Есть интересная новизна евангельского текста в сравнении с ветхозаветным. В Евангелии сказано: возлюби Господа Бога твоего всем сердцем твоим и всею душею твоею и всем разумением твоим (Мф. 22, 37). Вроде бы это цитата из ветхозаветного Писания: и люби Господа, Бога твоего, всем сердцем твоим, и всею душею твоею и всеми силами твоими (Втор. 6, 5). Но есть нюанс: там, где Ветхий Завет говорит о силе, Евангелие говорит о разуме.
– Значит, настала пора диалога с наукой? Может, помимо диалога Церковь сможет даже материально поддержать какие-то отрасли науки, которые находятся в загоне у государства?
– Что касается каких-то инвестиций, сразу скажу – нет. И не потому, что не хотим, а потому, что не можем. Наши собственные семинарии живут впроголодь. Профессора наших духовных академий получают меньше, чем профессора светских университетов. Например, моя месячная зарплата – 1200 рублей. Церковь содержит семинаристов: она дает им питание, одежду и так далее. Но даже на пополнение семинарских библиотек не хватает средств. Поэтому Вы озвучили хотя и распространенное, но слишком идеалистическое представление о том, будто у Церкви есть какие-то несметные богатства, которыми она может распоряжаться по своему усмотрению. Такое было когда-то, во времена, когда у Церкви была своя экономическая база: земли у монастырей были, доходные дома. Сейчас же ничего этого нет, и нам приходится выступать в роли всероссийской попрошайки. Что, кстати, для Церкви и ново, и неприятно: в былые времена Церковь сама немало давала людям (вспомните, как Троице-Сергиева Лавра неоднократно раздавала свои хлебные запасы в голодные годы), а сегодня мы чаще обращаемся к людям не с тем, чтобы дать, а с тем, чтобы попросить…
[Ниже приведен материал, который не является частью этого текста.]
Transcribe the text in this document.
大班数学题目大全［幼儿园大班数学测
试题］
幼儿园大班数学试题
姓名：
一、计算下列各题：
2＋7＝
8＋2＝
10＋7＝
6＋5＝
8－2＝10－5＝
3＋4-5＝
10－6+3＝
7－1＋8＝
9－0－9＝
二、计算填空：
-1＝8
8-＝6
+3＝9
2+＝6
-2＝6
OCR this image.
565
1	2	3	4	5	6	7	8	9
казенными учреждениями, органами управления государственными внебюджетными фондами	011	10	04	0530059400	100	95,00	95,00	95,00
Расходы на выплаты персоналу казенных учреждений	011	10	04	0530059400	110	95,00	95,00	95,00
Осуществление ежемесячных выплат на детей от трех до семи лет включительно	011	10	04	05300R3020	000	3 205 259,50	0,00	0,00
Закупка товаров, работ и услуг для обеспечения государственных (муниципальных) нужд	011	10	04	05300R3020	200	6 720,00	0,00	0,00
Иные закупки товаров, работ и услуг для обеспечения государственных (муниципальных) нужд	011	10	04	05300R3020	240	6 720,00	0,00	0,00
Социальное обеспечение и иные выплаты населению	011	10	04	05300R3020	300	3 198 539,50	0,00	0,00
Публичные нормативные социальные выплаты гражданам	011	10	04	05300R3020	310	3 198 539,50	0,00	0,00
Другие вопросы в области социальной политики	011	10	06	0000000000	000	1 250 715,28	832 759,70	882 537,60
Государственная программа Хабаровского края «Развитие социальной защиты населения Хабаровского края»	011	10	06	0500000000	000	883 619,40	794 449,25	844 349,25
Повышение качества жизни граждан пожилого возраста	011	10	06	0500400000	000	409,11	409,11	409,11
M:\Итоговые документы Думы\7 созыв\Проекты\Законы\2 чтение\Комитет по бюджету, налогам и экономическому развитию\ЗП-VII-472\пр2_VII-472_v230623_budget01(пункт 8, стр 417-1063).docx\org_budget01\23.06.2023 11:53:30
В этих условиях мы можем лишь сказать зажиточным людям: «Есть много нуждающихся, вкладывайте деньги не в шоу-бизнес, не в роскошь, не в туристические круизы, а в помощь реальным людям».
Что же касается диалога Церкви и интеллигенции, то его время уже позади. На наших глазах проблема русской истории «Церковь и интеллигенция» оказалась исчерпанной. Этой проблемы уже нет. Такой вопрос («Церковь и интеллигенция») социологически не верен: в Церкви много интеллигентов, среди интеллигенции немало церковных людей. В одной Москве уже около ста священников, окончивших МГУ. Проблема становится более прозаичной: в самой интеллигенции возникает вопрос о взаимоотношениях ее церковной и нецерковной частей. Диалог сегодня ведется не между образованными умниками и бескнижными монахами-простецами, а между верующей интеллигенцией и интеллигенцией еще-не-верующей.
Да и вообще – возможен ли диалог с Евангелием? Если человек интеллигентен и честен – при знакомстве с миром Православия он, некоторое время продержавшись на дистанции «диалога», просто войдет в мир Евангелия. Ведь диалог предполагает понимание, а при знакомстве с Православием рано или поздно приходит понимание того, что чего-то тут не понять, если смотришь издалека. «Диалог» можно вести с книжками. А тут всё тебе кричит о том, что книжки – это еще не все. Однажды умный человек это поймет. И прекратит свой диалог с Православием. И станет просто «рабом Божиим». Унизительно? – Но, по-моему, рабство Богу – это большая мера свободы, нежели рабство своим собственным стереотипам и страстям.